Neue Verhaftungen in der Türkei
Erdogans nächster Schlag gegen die Opposition
Die türkische Justiz nimmt weitere Bürgermeister der Oppositionspartei CHP fest. Kritiker halten die Korruptionsvorwürfe gegen die Verhafteten für vorgeschoben.

© Francisco Seco/AP/dpa
Im Kampf um die Macht sei dem türkischen Präsidenten jedes Mittel recht, sagen Kritiker.
Von Susanne Güsten
Die türkische Justiz hat am Wochenende die Bürgermeister der Touristenhochburg Antalya und zwei weiterer Großstädte wegen angeblicher Korruption festnehmen lassen – sie gehören alle der Oppositionspartei CHP an.

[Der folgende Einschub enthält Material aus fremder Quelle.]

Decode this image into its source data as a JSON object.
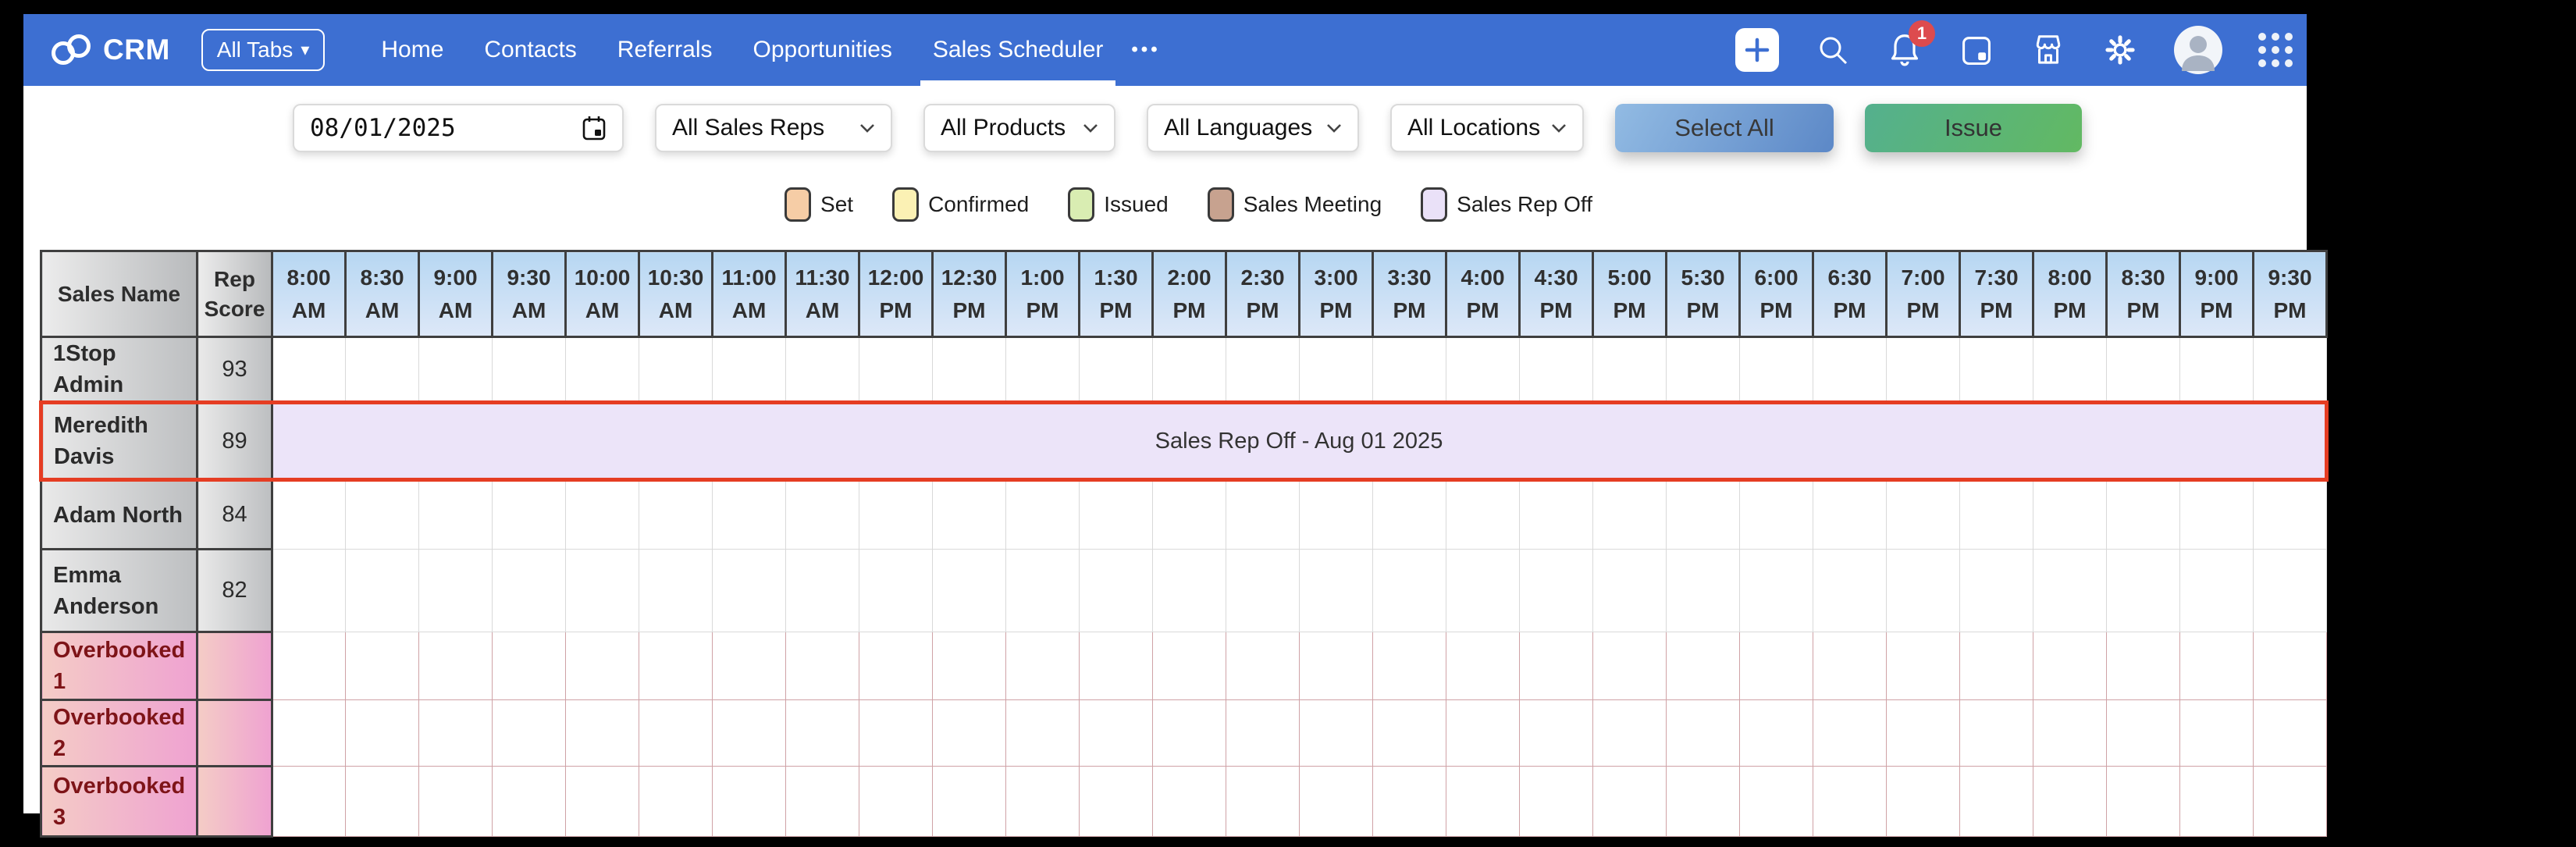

Damit sind nun 13 CHP-Bürgermeister und hunderte ihrer Mitarbeiter hinter Gittern, darunter der im März verhaftete Bürgermeister von Istanbul und CHP-Präsidentschaftskandidat Ekrem Imamoglu. Sie hatten bei den Kommunalwahlen im vergangenen Jahr gesiegt und damit die Regierungspartei AKP von Präsident Recep Tayyip Erdogan gedemütigt. Erdogan wolle Wahlen in der Türkei nun ganz abschaffen, sagt CHP-Chef Özgür Özel, gegen den ebenfalls ermittelt wird.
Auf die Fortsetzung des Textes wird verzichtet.